HC: In the last decade a number of younger scholars have investigated the relationship of religion and class in the Gilded Age and Progressive Era. Do you see a coherent picture of this relationship emerging or are there unresolved tensions in this growing literature?
TG: I think the mere fact that class and religion are being investigated in this way is itself representative of a coherent picture—and an exciting one at that. For far too long a fear of “reductionism” led many historians of religion to ignore class altogether. We now have important theoretical groundwork laid by Sean McCloud, and work on elites, middle classes, and working classes (which I won’t try to enumerate for fear of leaving something out—especially since I have some catching up to do in the field). The consensus, as I see it, is a growing sense that class must be taken seriously and on its own terms—that is, using models and theories developed by those fields devoted to labor, class, and capitalism. Thus, religion has become part of the story of class in two ways. On the one hand, religion plays an important role in what have often been seen as “secular” class developments. For example, we know it was being used both by business elites and many of their middle-class allies (including both conservative and liberal ministers) to justify some pretty terrible treatment of working class folks. But it was also used by working class Christians and their allies to resist and challenge that aggression. Religion also played a continuing role in internal class formation during the Gilded Age and Progressive Era—this especially among elites and the “respectable” middle classes. Second, our understanding of religion is being shaped by a sensitive reading of class dynamics in religious contexts. This means that some battles that used to be seen as purely theological disagreements might also have important class dimensions. This again speaks to the embeddedness of religion in culture.

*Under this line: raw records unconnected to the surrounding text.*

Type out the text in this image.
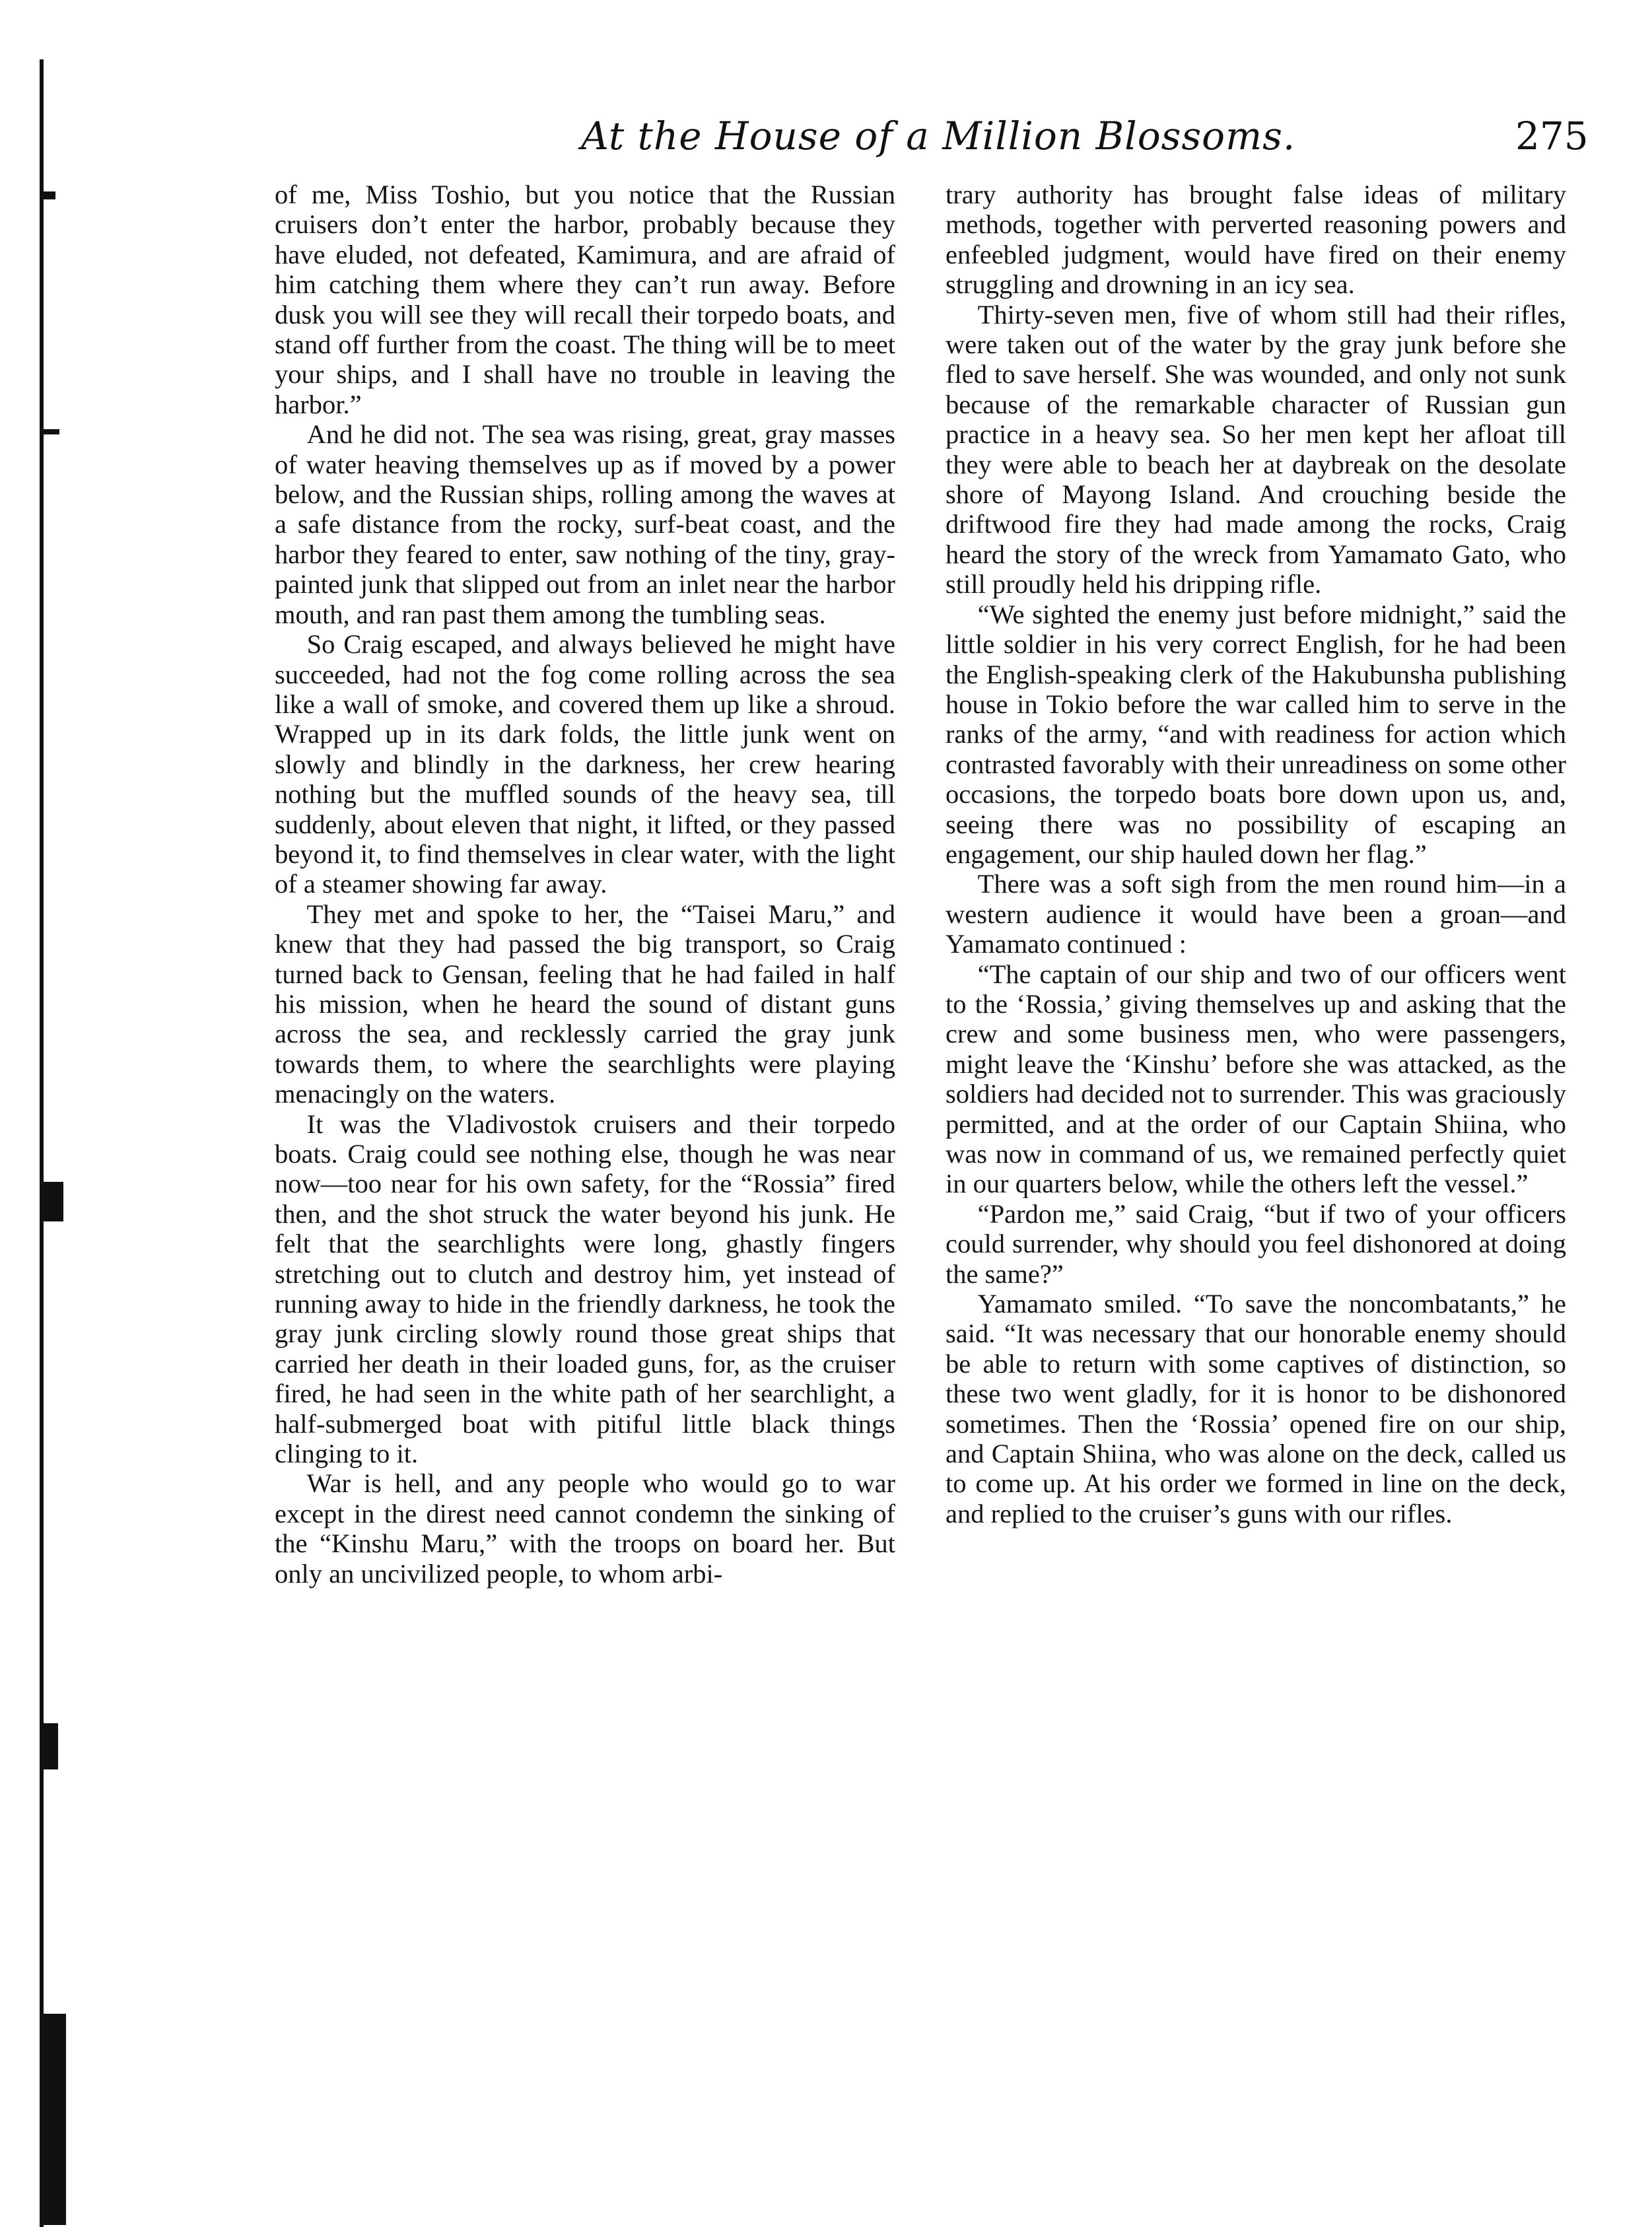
At the House of a Million Blossoms.	275

of me, Miss Toshio, but you notice that the Russian cruisers don’t enter the harbor, probably because they have eluded, not defeated, Kamimura, and are afraid of him catching them where they can’t run away. Before dusk you will see they will recall their torpedo boats, and stand off further from the coast. The thing will be to meet your ships, and I shall have no trouble in leaving the harbor.”

And he did not. The sea was rising, great, gray masses of water heaving themselves up as if moved by a power below, and the Russian ships, rolling among the waves at a safe distance from the rocky, surf-beat coast, and the harbor they feared to enter, saw nothing of the tiny, gray-painted junk that slipped out from an inlet near the harbor mouth, and ran past them among the tumbling seas.

So Craig escaped, and always believed he might have succeeded, had not the fog come rolling across the sea like a wall of smoke, and covered them up like a shroud. Wrapped up in its dark folds, the little junk went on slowly and blindly in the darkness, her crew hearing nothing but the muffled sounds of the heavy sea, till suddenly, about eleven that night, it lifted, or they passed beyond it, to find themselves in clear water, with the light of a steamer showing far away.

They met and spoke to her, the “Taisei Maru,” and knew that they had passed the big transport, so Craig turned back to Gensan, feeling that he had failed in half his mission, when he heard the sound of distant guns across the sea, and recklessly carried the gray junk towards them, to where the searchlights were playing menacingly on the waters.

It was the Vladivostok cruisers and their torpedo boats. Craig could see nothing else, though he was near now—too near for his own safety, for the “Rossia” fired then, and the shot struck the water beyond his junk. He felt that the searchlights were long, ghastly fingers stretching out to clutch and destroy him, yet instead of running away to hide in the friendly darkness, he took the gray junk circling slowly round those great ships that carried her death in their loaded guns, for, as the cruiser fired, he had seen in the white path of her searchlight, a half-submerged boat with pitiful little black things clinging to it.

War is hell, and any people who would go to war except in the direst need cannot condemn the sinking of the “Kinshu Maru,” with the troops on board her. But only an uncivilized people, to whom arbi-

trary authority has brought false ideas of military methods, together with perverted reasoning powers and enfeebled judgment, would have fired on their enemy struggling and drowning in an icy sea.

Thirty-seven men, five of whom still had their rifles, were taken out of the water by the gray junk before she fled to save herself. She was wounded, and only not sunk because of the remarkable character of Russian gun practice in a heavy sea. So her men kept her afloat till they were able to beach her at daybreak on the desolate shore of Mayong Island. And crouching beside the driftwood fire they had made among the rocks, Craig heard the story of the wreck from Yamamato Gato, who still proudly held his dripping rifle.

“We sighted the enemy just before midnight,” said the little soldier in his very correct English, for he had been the English-speaking clerk of the Hakubunsha publishing house in Tokio before the war called him to serve in the ranks of the army, “and with readiness for action which contrasted favorably with their unreadiness on some other occasions, the torpedo boats bore down upon us, and, seeing there was no possibility of escaping an engagement, our ship hauled down her flag.”

There was a soft sigh from the men round him—in a western audience it would have been a groan—and Yamamato continued :

“The captain of our ship and two of our officers went to the ‘Rossia,’ giving themselves up and asking that the crew and some business men, who were passengers, might leave the ‘Kinshu’ before she was attacked, as the soldiers had decided not to surrender. This was graciously permitted, and at the order of our Captain Shiina, who was now in command of us, we remained perfectly quiet in our quarters below, while the others left the vessel.”

“Pardon me,” said Craig, “but if two of your officers could surrender, why should you feel dishonored at doing the same?”

Yamamato smiled. “To save the noncombatants,” he said. “It was necessary that our honorable enemy should be able to return with some captives of distinction, so these two went gladly, for it is honor to be dishonored sometimes. Then the ‘Rossia’ opened fire on our ship, and Captain Shiina, who was alone on the deck, called us to come up. At his order we formed in line on the deck, and replied to the cruiser’s guns with our rifles.
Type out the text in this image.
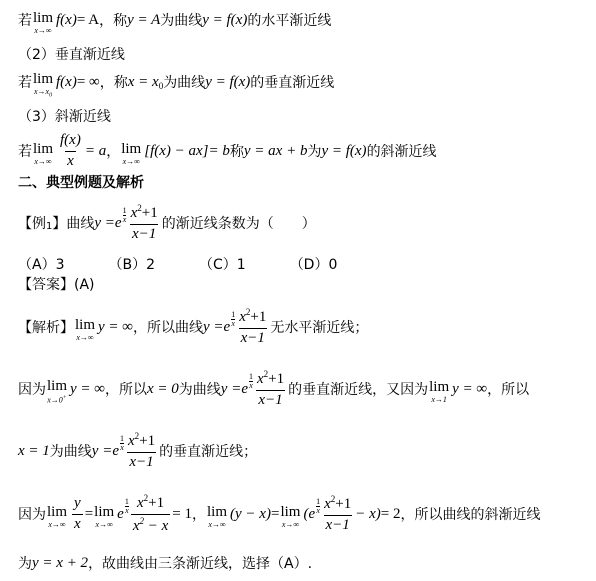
若 lim
x→∞
f(x) = A ，称 y = A 为曲线 y = f(x) 的水平渐近线
（2）垂直渐近线
若 lim
$x\to x_0$
f(x) = ∞ ，称 x = x 0 为曲线 y = f(x) 的垂直渐近线
（3）斜渐近线
若 lim
$x\to\infty \frac{f(x)}{x} = a$ ， lim
x→∞
[f(x) − ax] = b 称 y = ax + b 为 y = f(x) 的斜渐近线
二、典型例题及解析
【例 1 】曲线 y = e
1
x $\frac{x^2+1}{x-1}$ 的渐近线条数为（　　）
（A）3	（B）2	（C）1	（D）0
【答案】(A)
【解析】 lim
x→∞
y = ∞ ，所以曲线 y = e
1
x $\frac{x^2+1}{x-1}$ 无水平渐近线；
因为 lim
x→0+
y = ∞ ，所以 x = 0 为曲线 y = e
1
x $\frac{x^2+1}{x-1}$ 的垂直渐近线 ，又因为 lim
x→1
y = ∞ ，所以
x = 1 为曲线 y = e
1
x $\frac{x^2+1}{x-1}$ 的垂直渐近线；
因为 lim
$x\to\infty \frac{y}{x} = \lim$
x→∞
e
1
x $\frac{x^2+1}{x^2 - x} = 1$ ， lim
x→∞
(y − x) = lim
x→∞
(e
1
x $\frac{x^2+1}{x-1} - x) = 2$ ，所以曲线的斜渐近线
为 y = x + 2 ，故曲线由三条渐近线，选择（A）.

If there are unresolved tensions in this literature, it may lie in the lingering temptation to equate the entirety of a particular religious identity or theological orientation to a particular class position. I think the reality is a little more complicated than that. There is no doubt that class shapes religion, as I state above, but it is not a one-to-one or absolute correlation. Not everyone that went to a church from a “mainline” denomination was upper-middle class, for example; and although Pentecostalism began as a working class religion, it was also adopted by upwardly mobile middle-class people who put their own stamp on it.
Comments
I do not directly address why this populist/plainfolk evangelicalism falls into decline. But fortunately we have great work from Bethany Moreton and Darren Dochuk that do (and, of course, Susan Curtis' does similarly for the Social Gospel). As to why evangelicals rejected "big government," I think Sutton's work, referenced above, addresses that.
Business became so important to evangelicals because it provided them with a means to be modern while maintaining the core individualistic orientation of their faith (i.e. their understanding of having a "personal relationship with God").